A forage-based diet is an adequate source of most electrolytes, and under normal conditions and work levels you’d only need to add salt daily to provide sodium. Most horses are happy to select salt themselves as required, so a good option is to provide a salt lick in your horse’s stable and field so he can help himself. It’s important to check that he’s using it appropriately, though – occasionally horses won’t use a salt lick or they eat them like sweets! If your horse isn’t using his lick as intended, add a tablespoon of salt to his feed every day instead.

Electrolyte losses increase with work and temperature – an average horse can lose up to 90g of body salts in just two hours’ work. So in warmer weather or when your horse is working particularly hard, it’s essential to use a broad-spectrum electrolyte supplement. Even if your horse isn’t an obvious sweater, don’t dismiss electrolytes as they can be lost in other ways – for example, a significant amount of sweat is lost through evaporation from the lungs.

Adding salt to feed

Feeding electrolytes

Many electrolyte mixes can be dissolved in water or feed. If you give them in water, it’s worth familiarising your horse with drinking it before competition day. Training your horse to take his electrolytes in water can be a great way to hide the different taste of water when away from home, which often puts horses off drinking. This can save you having to take lots of water wherever you go. Remember that if you’re dissolving electrolytes in water, plain water should always be offered, too.

Alternatively, adding electrolytes to a wet feed, such as sloppy sugar beet, can be a good way to encourage horses to take them. This is really useful for horses who don’t like drinking at a competition and can be invaluable in situations such as endurance rides, when rehydrating quickly is vital, but horses can often be reluctant to drink.

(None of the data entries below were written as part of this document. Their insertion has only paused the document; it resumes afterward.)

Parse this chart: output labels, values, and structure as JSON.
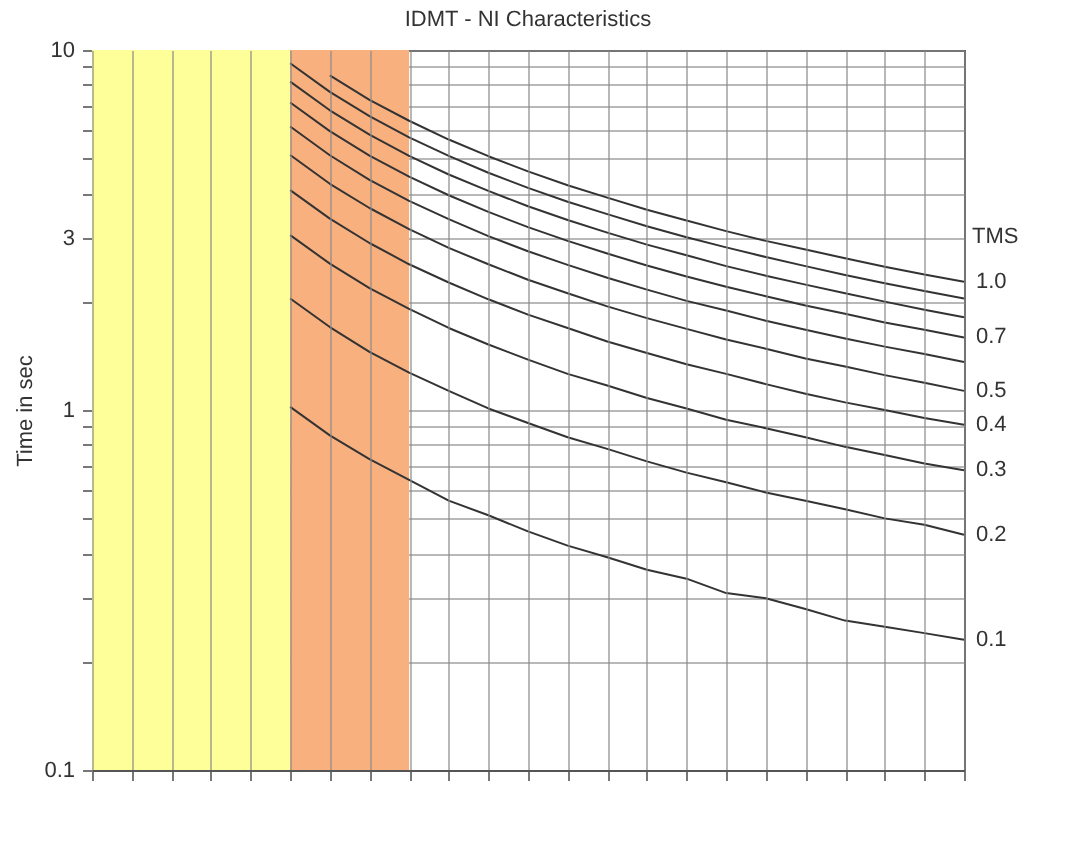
{
  "chart_data": {
    "type": "line",
    "title": "IDMT - NI Characteristics",
    "ylabel": "Time in sec",
    "legend_title": "TMS",
    "categories": [
      null,
      null,
      null,
      null,
      null,
      null,
      null,
      null,
      null,
      null,
      null,
      null,
      null,
      null,
      null,
      null,
      null,
      null,
      null,
      null,
      null,
      null,
      null
    ],
    "ylim": [
      0.1,
      10
    ],
    "yticks": [
      0.1,
      {
        "value": 0.2,
        "label": null
      },
      {
        "value": 0.3,
        "label": null
      },
      {
        "value": 0.4,
        "label": null
      },
      {
        "value": 0.5,
        "label": null
      },
      {
        "value": 0.6,
        "label": null
      },
      {
        "value": 0.7,
        "label": null
      },
      {
        "value": 0.8,
        "label": null
      },
      {
        "value": 0.9,
        "label": null
      },
      1,
      {
        "value": 2,
        "label": null
      },
      3,
      {
        "value": 4,
        "label": null
      },
      {
        "value": 5,
        "label": null
      },
      {
        "value": 6,
        "label": null
      },
      {
        "value": 7,
        "label": null
      },
      {
        "value": 8,
        "label": null
      },
      {
        "value": 9,
        "label": null
      },
      10
    ],
    "log": true,
    "grid": true,
    "tick_labels": "y",
    "legend": "right",
    "series": [
      {
        "name": "1.0",
        "color": "#333333",
        "values": [
          null,
          null,
          null,
          null,
          null,
          null,
          8.5,
          7.27,
          6.36,
          5.64,
          5.07,
          4.6,
          4.21,
          3.89,
          3.6,
          3.36,
          3.14,
          2.95,
          2.79,
          2.64,
          2.5,
          2.38,
          2.27
        ]
      },
      {
        "color": "#333333",
        "values": [
          null,
          null,
          null,
          null,
          null,
          9.19,
          7.65,
          6.55,
          5.72,
          5.08,
          4.56,
          4.14,
          3.79,
          3.5,
          3.24,
          3.02,
          2.83,
          2.66,
          2.51,
          2.37,
          2.25,
          2.14,
          2.04
        ]
      },
      {
        "color": "#333333",
        "values": [
          null,
          null,
          null,
          null,
          null,
          8.17,
          6.8,
          5.82,
          5.08,
          4.51,
          4.06,
          3.68,
          3.37,
          3.11,
          2.88,
          2.69,
          2.51,
          2.36,
          2.23,
          2.11,
          2.0,
          1.9,
          1.81
        ]
      },
      {
        "name": "0.7",
        "color": "#333333",
        "values": [
          null,
          null,
          null,
          null,
          null,
          7.15,
          5.95,
          5.09,
          4.45,
          3.95,
          3.55,
          3.22,
          2.95,
          2.72,
          2.52,
          2.35,
          2.2,
          2.07,
          1.95,
          1.85,
          1.75,
          1.67,
          1.59
        ]
      },
      {
        "color": "#333333",
        "values": [
          null,
          null,
          null,
          null,
          null,
          6.13,
          5.1,
          4.36,
          3.81,
          3.39,
          3.04,
          2.76,
          2.53,
          2.33,
          2.16,
          2.01,
          1.89,
          1.77,
          1.67,
          1.58,
          1.5,
          1.43,
          1.36
        ]
      },
      {
        "name": "0.5",
        "color": "#333333",
        "values": [
          null,
          null,
          null,
          null,
          null,
          5.11,
          4.25,
          3.64,
          3.18,
          2.82,
          2.54,
          2.3,
          2.11,
          1.94,
          1.8,
          1.68,
          1.57,
          1.48,
          1.39,
          1.32,
          1.25,
          1.19,
          1.13
        ]
      },
      {
        "name": "0.4",
        "color": "#333333",
        "values": [
          null,
          null,
          null,
          null,
          null,
          4.08,
          3.4,
          2.91,
          2.54,
          2.26,
          2.03,
          1.84,
          1.69,
          1.55,
          1.44,
          1.34,
          1.26,
          1.18,
          1.11,
          1.05,
          1.0,
          0.95,
          0.91
        ]
      },
      {
        "name": "0.3",
        "color": "#333333",
        "values": [
          null,
          null,
          null,
          null,
          null,
          3.06,
          2.55,
          2.18,
          1.91,
          1.69,
          1.52,
          1.38,
          1.26,
          1.17,
          1.08,
          1.01,
          0.94,
          0.89,
          0.84,
          0.79,
          0.75,
          0.71,
          0.68
        ]
      },
      {
        "name": "0.2",
        "color": "#333333",
        "values": [
          null,
          null,
          null,
          null,
          null,
          2.04,
          1.7,
          1.45,
          1.27,
          1.13,
          1.01,
          0.92,
          0.84,
          0.78,
          0.72,
          0.67,
          0.63,
          0.59,
          0.56,
          0.53,
          0.5,
          0.48,
          0.45
        ]
      },
      {
        "name": "0.1",
        "color": "#333333",
        "values": [
          null,
          null,
          null,
          null,
          null,
          1.02,
          0.85,
          0.73,
          0.64,
          0.56,
          0.51,
          0.46,
          0.42,
          0.39,
          0.36,
          0.34,
          0.31,
          0.3,
          0.28,
          0.26,
          0.25,
          0.24,
          0.23
        ]
      }
    ]
  }
}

Electrolyte syringes are useful for administering them on the day of a competition, but due to their concentrated nature, they carry the risk of further dehydrating an already dehydrated horse, so they must be used with care. It’s important that water is given alongside the syringe, otherwise the electrolytes may draw water out of the body as they pass through the gut, by disrupting the water balance across the gut wall.

Mineral losses

Body salts aren’t the only nutrients lost in sweat, trace levels of some essential minerals are lost, too, including iron, copper and zinc. For your horse to be in the peak of health and fitness, it’s important that these are replaced.

If your horse is receiving a balanced diet – for example, the recommended amount of hard feed or forage plus a balancer – this will be enough to replace the lost minerals. However, if his diet isn’t properly balanced, you’ll need to give him a broad-spectrum vitamin and mineral supplement or a balancer, which can
be added to his feed.

Top tip

Always allow your horse to drink after exercise if he wants to, but if he’s particularly hot and still blowing, don’t let him guzzle down much more than half a bucket. Wash him down and walk or hand graze him until he’s cooled a bit, then offer him more to drink.

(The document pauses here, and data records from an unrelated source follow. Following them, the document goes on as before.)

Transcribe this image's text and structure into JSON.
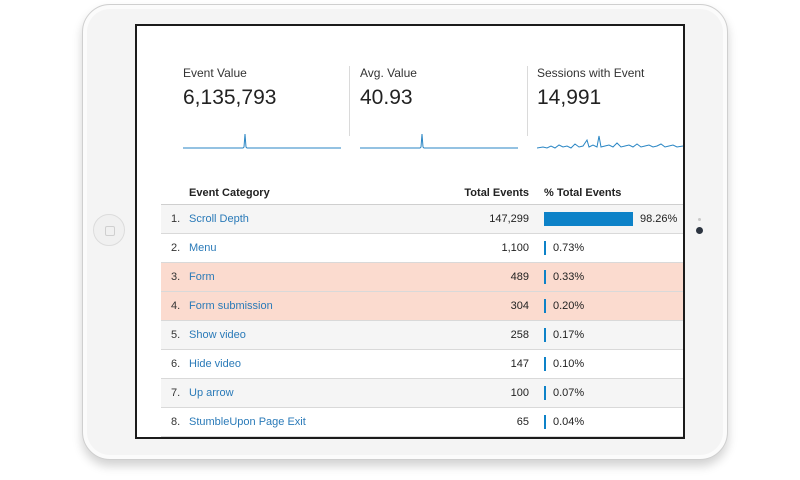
{
  "metrics": [
    {
      "label": "Event Value",
      "value": "6,135,793"
    },
    {
      "label": "Avg. Value",
      "value": "40.93"
    },
    {
      "label": "Sessions with Event",
      "value": "14,991"
    }
  ],
  "colors": {
    "accent": "#0d82c8",
    "link": "#2a7ab8",
    "highlight_row": "#fbdbcf",
    "sparkline": "#2a86c4"
  },
  "table": {
    "headers": {
      "category": "Event Category",
      "total": "Total Events",
      "percent": "% Total Events"
    },
    "rows": [
      {
        "rank": "1.",
        "category": "Scroll Depth",
        "total": "147,299",
        "percent": "98.26%",
        "fraction": 0.9826,
        "highlight": false
      },
      {
        "rank": "2.",
        "category": "Menu",
        "total": "1,100",
        "percent": "0.73%",
        "fraction": 0.0073,
        "highlight": false
      },
      {
        "rank": "3.",
        "category": "Form",
        "total": "489",
        "percent": "0.33%",
        "fraction": 0.0033,
        "highlight": true
      },
      {
        "rank": "4.",
        "category": "Form submission",
        "total": "304",
        "percent": "0.20%",
        "fraction": 0.002,
        "highlight": true
      },
      {
        "rank": "5.",
        "category": "Show video",
        "total": "258",
        "percent": "0.17%",
        "fraction": 0.0017,
        "highlight": false
      },
      {
        "rank": "6.",
        "category": "Hide video",
        "total": "147",
        "percent": "0.10%",
        "fraction": 0.001,
        "highlight": false
      },
      {
        "rank": "7.",
        "category": "Up arrow",
        "total": "100",
        "percent": "0.07%",
        "fraction": 0.0007,
        "highlight": false
      },
      {
        "rank": "8.",
        "category": "StumbleUpon Page Exit",
        "total": "65",
        "percent": "0.04%",
        "fraction": 0.0004,
        "highlight": false
      }
    ]
  }
}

Keeping on top of hydration

With only small amounts of fluid loss causing dehydration, and mild dehydration having such an effect on your horse’s health and performance, it’s something we should all be keeping an eye on. To help keep dehydration at bay, ensure you…

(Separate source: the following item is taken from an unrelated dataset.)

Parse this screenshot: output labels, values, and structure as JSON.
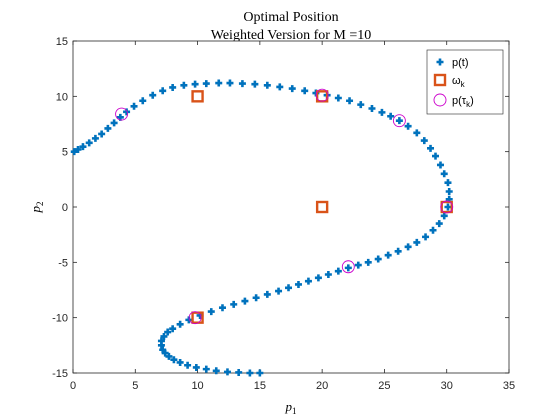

  • check troughs regularly to ensure they’re full and clean
  • if using automatic waterers, check they’re refilling as they should
  • hang salt licks in the field and stable
  • feed electrolytes after hard work, when travelling and during periods of hot weather
  • ensure water is available at all times

Did you know?

Horses prefer water to be slightly tepid rather than chilled. When arriving at a show, place a bucket of water in the sun to take the chill off, then your horse will be more likely to drink it.